Polio worker safety is also an issue across the border in Afghanistan, where eight polio workers were killed in separate attacks in February.

Remarkably, Afghanistan has recorded only two cases of wild polio virus so far this year, indicating the lowest level of the virus in the country’s history, according to the World Health Organization.

However, Afghanistan’s cases of vaccine-derived polio stand at 43. The vaccine uses a weak form of the polio virus, which can sometime infect a separate, unvaccinated person.

“If we succeed to implement the planned polio campaigns with high coverage of 95%, we can interrupt the circulation of polio virus by the end of 2022,” Kamal Shah Sayed, a UNICEF spokesperson in Afghanistan, told VOA earlier this year.

The Taliban pledged support for polio campaigns after taking control of Afghanistan last August, but for three years before that, they banned vaccination drives in areas under their control.

Since November 2021, at least seven campaigns have been conducted in Afghanistan.

World Polio Day

On World Polio Day, Afghanistan is wrapping up an immunization campaign while Pakistan is launching one.

From 3.6 million children inaccessible in Afghanistan in 2018, a WHO statement in August said the number of children missing vaccination had fallen to 700,000.

In Pakistan, despite frequent anti-polio drives, more than 400,000 children are missed every year, according to the U.S.-based Centers for Disease Control and Prevention.
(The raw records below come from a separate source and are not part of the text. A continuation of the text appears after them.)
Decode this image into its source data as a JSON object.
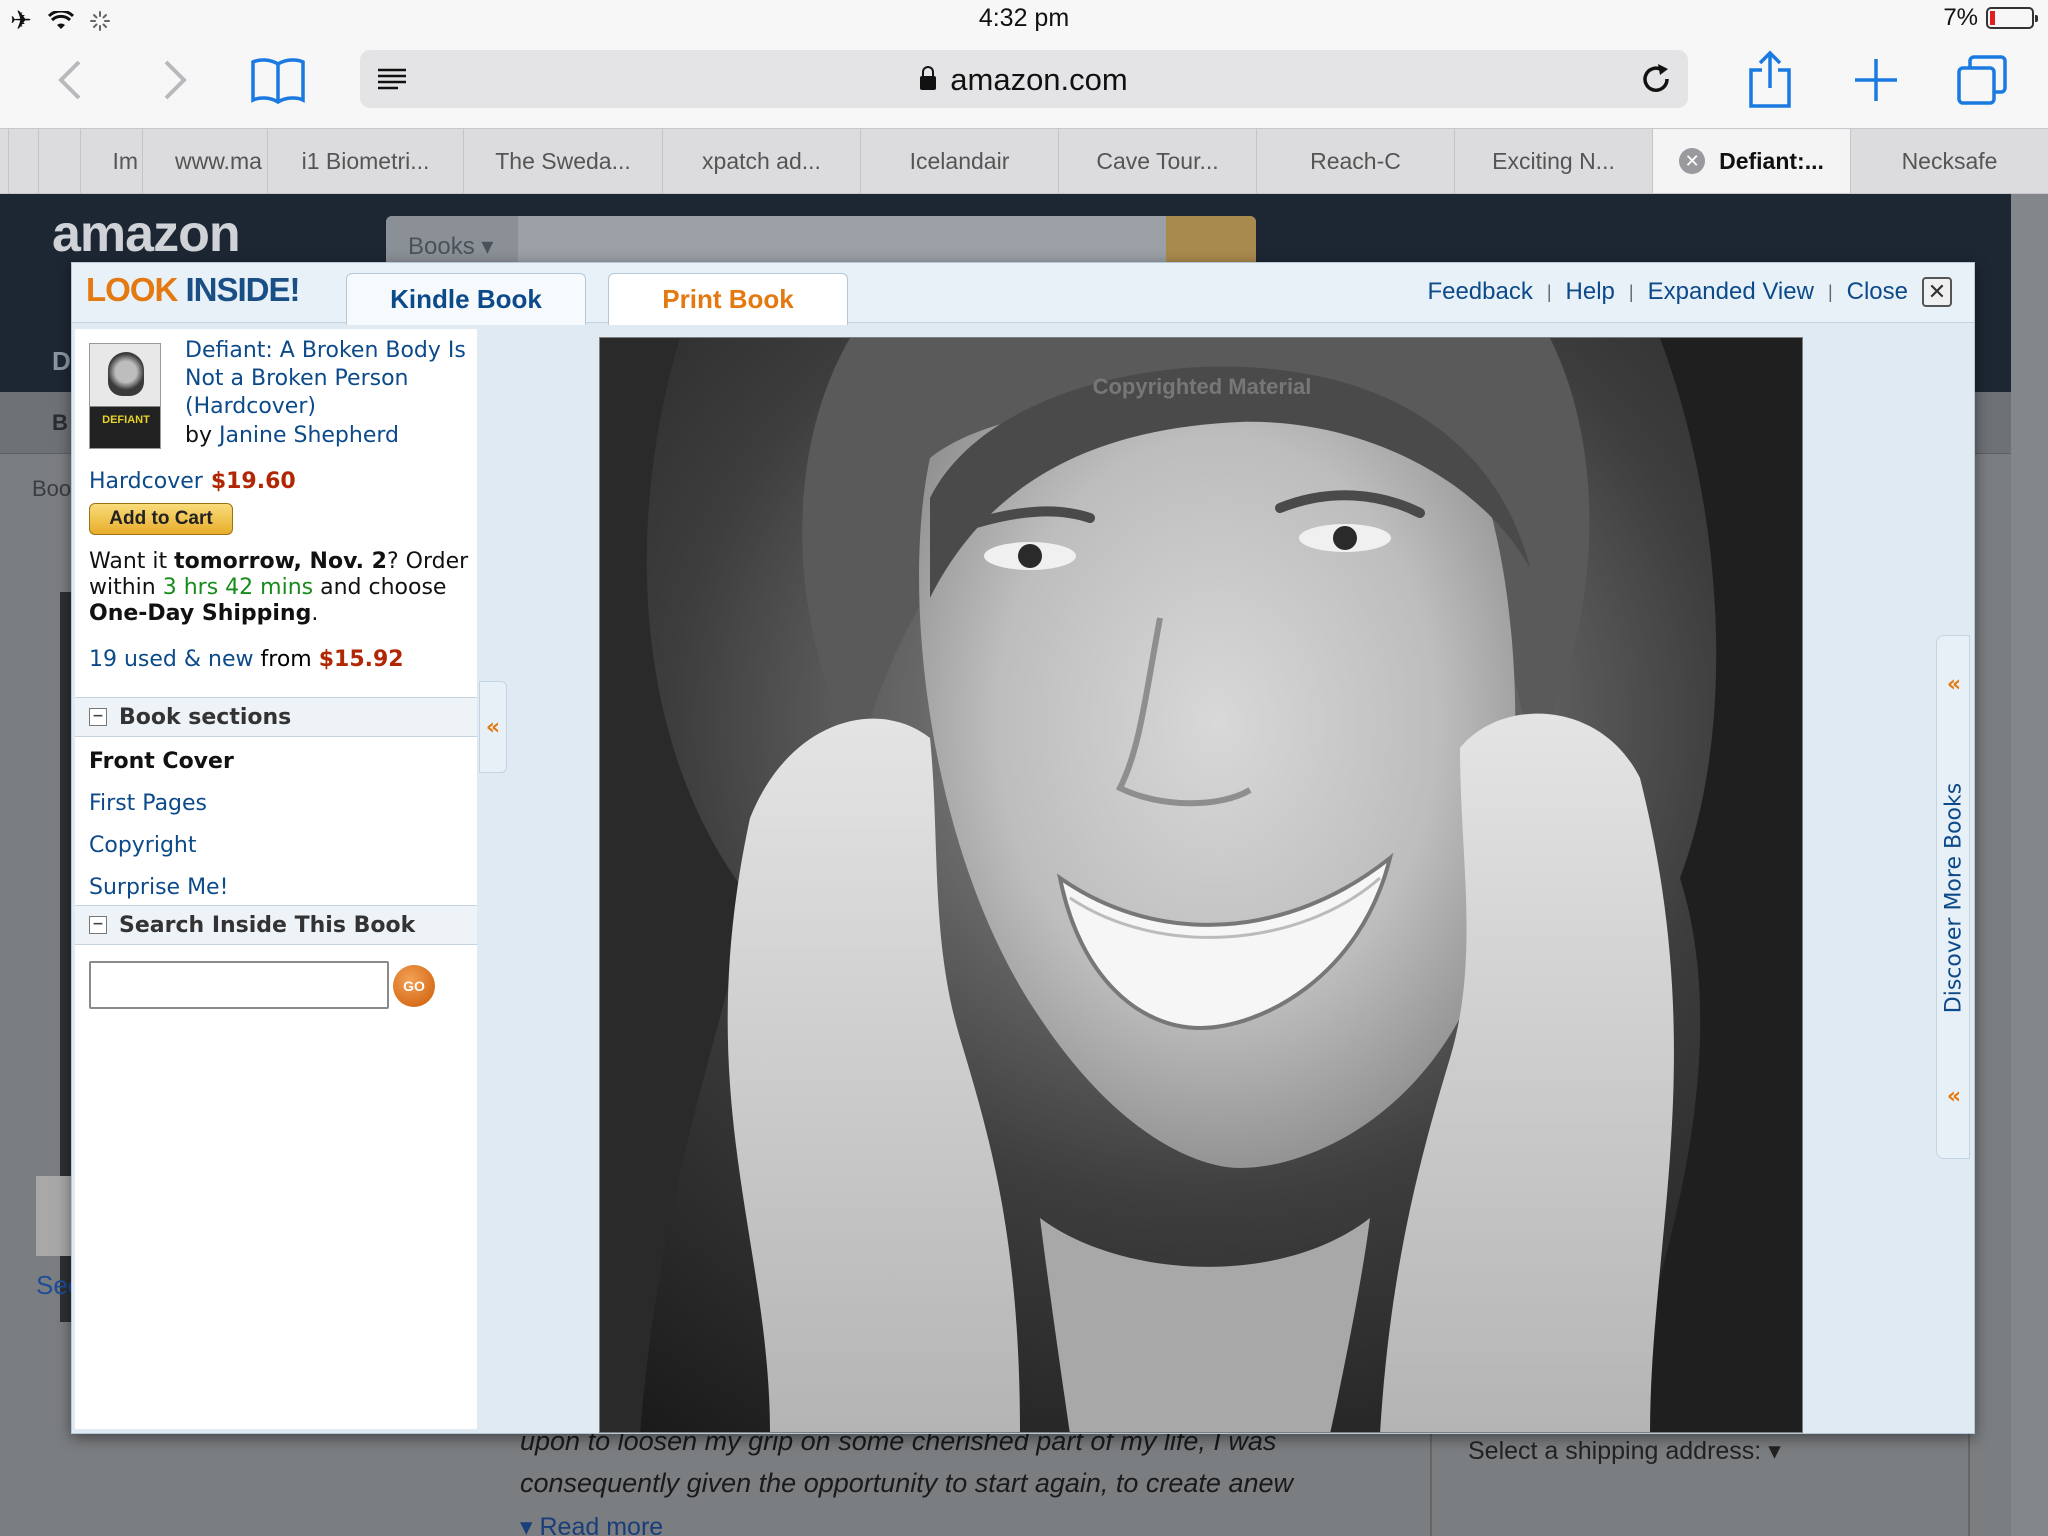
{
  "status": {
    "time": "4:32 pm",
    "battery": "7%"
  },
  "browser": {
    "url": "amazon.com",
    "tabs": [
      {
        "label": "Im",
        "active": false
      },
      {
        "label": "www.ma",
        "active": false
      },
      {
        "label": "i1 Biometri...",
        "active": false
      },
      {
        "label": "The Sweda...",
        "active": false
      },
      {
        "label": "xpatch ad...",
        "active": false
      },
      {
        "label": "Icelandair",
        "active": false
      },
      {
        "label": "Cave Tour...",
        "active": false
      },
      {
        "label": "Reach-C",
        "active": false
      },
      {
        "label": "Exciting N...",
        "active": false
      },
      {
        "label": "Defiant:...",
        "active": true
      },
      {
        "label": "Necksafe",
        "active": false
      }
    ],
    "icons": [
      "airplane-icon",
      "wifi-icon",
      "activity-spinner-icon",
      "back-icon",
      "forward-icon",
      "bookmarks-icon",
      "reader-icon",
      "lock-icon",
      "reload-icon",
      "share-icon",
      "new-tab-icon",
      "tabs-icon"
    ]
  },
  "background_page": {
    "logo": "amazon",
    "search_department": "Books",
    "nav_left_fragment": "D",
    "nav2_left_fragment": "B",
    "breadcrumb_fragment": "Boo",
    "see_fragment": "See",
    "description_line1": "upon to loosen my grip on some cherished part of my life, I was",
    "description_line2": "consequently given the opportunity to start again, to create anew",
    "read_more": "Read more",
    "shipping_label": "Select a shipping address:"
  },
  "look_inside": {
    "logo_part1": "LOOK",
    "logo_part2": "INSIDE!",
    "tabs": {
      "kindle": "Kindle Book",
      "print": "Print Book"
    },
    "links": {
      "feedback": "Feedback",
      "help": "Help",
      "expanded": "Expanded View",
      "close": "Close"
    },
    "book": {
      "title": "Defiant: A Broken Body Is Not a Broken Person (Hardcover)",
      "by_prefix": "by",
      "author": "Janine Shepherd",
      "cover_word": "DEFIANT",
      "format": "Hardcover",
      "price": "$19.60",
      "add_to_cart": "Add to Cart",
      "delivery_1": "Want it ",
      "delivery_2": "tomorrow, Nov. 2",
      "delivery_3": "? Order within ",
      "delivery_4": "3 hrs 42 mins",
      "delivery_5": " and choose ",
      "delivery_6": "One-Day Shipping",
      "delivery_7": ".",
      "used_link": "19 used & new",
      "used_from": " from ",
      "used_price": "$15.92"
    },
    "sections": {
      "header": "Book sections",
      "items": [
        "Front Cover",
        "First Pages",
        "Copyright",
        "Surprise Me!"
      ],
      "active_index": 0
    },
    "search": {
      "header": "Search Inside This Book",
      "value": "",
      "go": "GO"
    },
    "viewer": {
      "watermark": "Copyrighted Material"
    },
    "discover": "Discover More Books"
  }
}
Dr. Baig of Pakistan’s Polio Eradication Program is concerned that the summer’s massive flooding has increased the risk of polio spreading via unsanitary conditions, and flood victims unhappy with government relief efforts may boycott the campaign to pressure authorities to provide them better facilities.

Zarghoona Wadood, who toured Egypt last year, is also a disability rights activist. She wants parents to learn from her experience and vaccinate their children against polio, just as her parents did for her three younger siblings.

“No matter what I am, I still have a disability, everybody cannot have the same strength that I have,” Wadood told VOA. “A lot of people give up and they isolate themselves … so why are you doing this to your children?”